Use managed node groups with Spot Instances

You can set the capacity type of a managed node group as spot. The managed node group then configures an Auto Scaling group to use EC2 Auto Scaling Capacity Rebalancing. When EC2 Auto Scaling Capacity Rebalancing is activated and a Spot node receives a rebalance recommendation, Amazon EKS tries to replace the Spot node.

After the new Spot node is ready, Amazon EKS separates and drains the previous Spot node. This can help reduce the risk of corrupted Amazon Elastic Block Store (Amazon EBS) volumes or interrupted database connections.

Add multiple instance types to node groups

Every Spot Instance pool consists of an unused EC2 instance capacity for a specific instance type in a specific Availability Zone. When a node group tries to provision a new node, the node group uses one of the instance types that's defined in its configuration. If the instance type doesn't have Spot capacity in any Availability Zone, then the node group fails to scale and becomes degraded.

To avoid this issue, increase the number of similar instance types in the node group.

For example, you have an m5.large (2 vCPU/8 GiB RAM) instance type. Add instances with the same vCPU and RAM values, such as m5a.large, m5n.large, and m4.large.

Use AWS the NTH for self-managed node groups

The AWS Node Termination Handler (NTH), from the GitHub website, is deployed to an Amazon EKS cluster as a deployment or DaemonSet. The NTH adds capabilities to self-managed node groups that they lack. The handler detects and appropriately responds to Amazon EC2 maintenance events, Spot interruption notices, Auto Scaling group scale-in events, and Availability Zone rebalances. Use the Queue Processor option to add every NTH feature to the self-managed node group.

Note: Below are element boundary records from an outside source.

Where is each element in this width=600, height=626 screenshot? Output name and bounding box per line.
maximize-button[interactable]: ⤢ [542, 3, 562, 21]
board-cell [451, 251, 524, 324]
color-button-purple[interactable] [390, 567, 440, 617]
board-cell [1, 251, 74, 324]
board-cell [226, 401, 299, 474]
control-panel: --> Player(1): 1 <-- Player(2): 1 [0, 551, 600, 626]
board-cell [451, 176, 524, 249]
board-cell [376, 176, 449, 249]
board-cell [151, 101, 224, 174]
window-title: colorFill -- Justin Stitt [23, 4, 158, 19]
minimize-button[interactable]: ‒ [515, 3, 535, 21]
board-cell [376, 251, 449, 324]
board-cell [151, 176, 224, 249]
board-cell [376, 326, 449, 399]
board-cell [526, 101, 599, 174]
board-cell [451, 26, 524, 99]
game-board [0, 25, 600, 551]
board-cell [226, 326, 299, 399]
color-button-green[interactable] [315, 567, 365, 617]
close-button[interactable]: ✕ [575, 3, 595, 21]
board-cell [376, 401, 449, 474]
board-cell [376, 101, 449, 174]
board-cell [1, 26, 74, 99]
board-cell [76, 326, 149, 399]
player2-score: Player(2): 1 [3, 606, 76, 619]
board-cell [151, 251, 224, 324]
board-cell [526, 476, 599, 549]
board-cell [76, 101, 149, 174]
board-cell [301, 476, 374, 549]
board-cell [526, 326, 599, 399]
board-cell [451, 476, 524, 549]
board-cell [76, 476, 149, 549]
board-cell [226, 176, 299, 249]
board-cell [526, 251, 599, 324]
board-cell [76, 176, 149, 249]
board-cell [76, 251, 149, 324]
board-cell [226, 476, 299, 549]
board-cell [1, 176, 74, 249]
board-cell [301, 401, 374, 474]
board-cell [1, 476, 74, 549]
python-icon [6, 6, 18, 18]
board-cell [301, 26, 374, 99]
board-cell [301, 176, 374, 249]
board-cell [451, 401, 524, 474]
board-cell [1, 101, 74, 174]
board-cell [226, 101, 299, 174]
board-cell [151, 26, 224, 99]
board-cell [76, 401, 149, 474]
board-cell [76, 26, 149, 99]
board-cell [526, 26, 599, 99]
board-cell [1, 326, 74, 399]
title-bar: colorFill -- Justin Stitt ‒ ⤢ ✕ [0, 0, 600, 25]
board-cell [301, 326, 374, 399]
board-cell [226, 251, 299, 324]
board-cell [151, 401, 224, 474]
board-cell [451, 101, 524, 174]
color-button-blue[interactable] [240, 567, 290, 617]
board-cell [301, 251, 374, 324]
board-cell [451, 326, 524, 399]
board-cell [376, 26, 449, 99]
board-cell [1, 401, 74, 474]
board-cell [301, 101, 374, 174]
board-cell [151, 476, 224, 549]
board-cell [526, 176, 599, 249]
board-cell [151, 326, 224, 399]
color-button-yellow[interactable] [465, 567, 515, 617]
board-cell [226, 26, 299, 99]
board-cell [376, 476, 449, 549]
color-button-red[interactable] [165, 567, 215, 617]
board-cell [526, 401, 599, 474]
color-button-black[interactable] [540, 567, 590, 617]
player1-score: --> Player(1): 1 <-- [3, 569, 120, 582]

Use Karpenter to manage Spot Instances

Karpenter is an open-source cluster autoscaler that automatically provisions new nodes in response to unschedulable pods. Karpenter also has features to scale in and consolidate nodes to reduce waste and cost. It uses the capacity-optimized-prioritized allocation strategy to provision EC2 instances.

Karpenter uses all the EC2 instance types that are available in an Amazon EKS cluster's AWS Regions and Availability Zones to optimize Spot Instances. You can use Karpenter with the EC2 Instance Selector tool to generate a list of instance types that match specific compute requirements. By using a diverse set of instance types, you can reduce the risk of insufficient capacity errors. It's also a best practice to spread instances across different Availability Zones to use different Spot pools.

For more information about Karpenter best practices and limitations, see Karpenter best practices on GitHub.

Important: Karpenter currently lacks the ability to handle the two-minute warning for the Spot Interruption Termination Notice (ITN). To address this, you can install the NTH to gracefully cordon and drain spot nodes when they're interrupted.